Yahoo Becomes Second to Deny Google Data
Google suffered another setback in its efforts to defend its digital book library when rival Yahoo declined to provide information to assist with an upcoming copyright infringement lawsuit revolving around its digital-book scanning program.
Yahoo responded to a Google subpoena and objected to providing information for two upcoming court battles Google will face against the Author’s Guild and McGraw-Hill Companies. The plaintiffs accuse Google of digitizing material without prior consent from the copyright holder. Google had hoped to gain information about how its competitors had undertaken similar projects.
Yahoo said in its Nov. 20 filling to the United States District Court in the Northern District of California that the information Google sought was an “overbroad and unreasonable attempt to obtain confidential and trade secret documents from one of its chief competitors.”

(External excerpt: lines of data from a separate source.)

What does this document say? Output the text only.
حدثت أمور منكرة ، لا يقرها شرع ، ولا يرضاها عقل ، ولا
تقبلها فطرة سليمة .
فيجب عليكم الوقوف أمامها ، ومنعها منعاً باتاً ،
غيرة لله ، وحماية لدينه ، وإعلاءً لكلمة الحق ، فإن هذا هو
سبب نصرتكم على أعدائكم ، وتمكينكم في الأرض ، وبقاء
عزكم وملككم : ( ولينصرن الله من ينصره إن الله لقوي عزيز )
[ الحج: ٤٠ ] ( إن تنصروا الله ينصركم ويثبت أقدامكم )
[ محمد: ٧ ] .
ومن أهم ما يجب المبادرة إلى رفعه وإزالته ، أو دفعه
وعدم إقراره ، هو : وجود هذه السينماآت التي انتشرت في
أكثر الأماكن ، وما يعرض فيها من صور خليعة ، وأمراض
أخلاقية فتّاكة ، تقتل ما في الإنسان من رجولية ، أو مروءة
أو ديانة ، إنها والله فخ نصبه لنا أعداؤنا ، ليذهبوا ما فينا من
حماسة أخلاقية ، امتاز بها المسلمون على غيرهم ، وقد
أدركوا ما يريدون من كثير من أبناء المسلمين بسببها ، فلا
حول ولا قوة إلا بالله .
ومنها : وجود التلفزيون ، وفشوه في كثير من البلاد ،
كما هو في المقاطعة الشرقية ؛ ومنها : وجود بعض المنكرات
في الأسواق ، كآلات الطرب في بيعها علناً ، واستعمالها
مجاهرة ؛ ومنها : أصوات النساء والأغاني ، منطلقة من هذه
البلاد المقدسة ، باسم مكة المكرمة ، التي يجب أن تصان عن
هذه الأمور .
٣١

“Yahoo is not a party to the underlying action against Google relating to book scanning, does not have a book-scanning program of its own, and has no information that is remotely relevant to the Google Action,” the company said in the filling.
Yahoo, a popular Internet service company, took the same route Amazon.com, the world’s largest online retailer, took in October when it balked at a similar subpoena. In addition to Yahoo and Amazon, Google had requested information from the Association of American Publishers, HarperCollins, Holtzbrinck Publishers, Microsoft and Random House.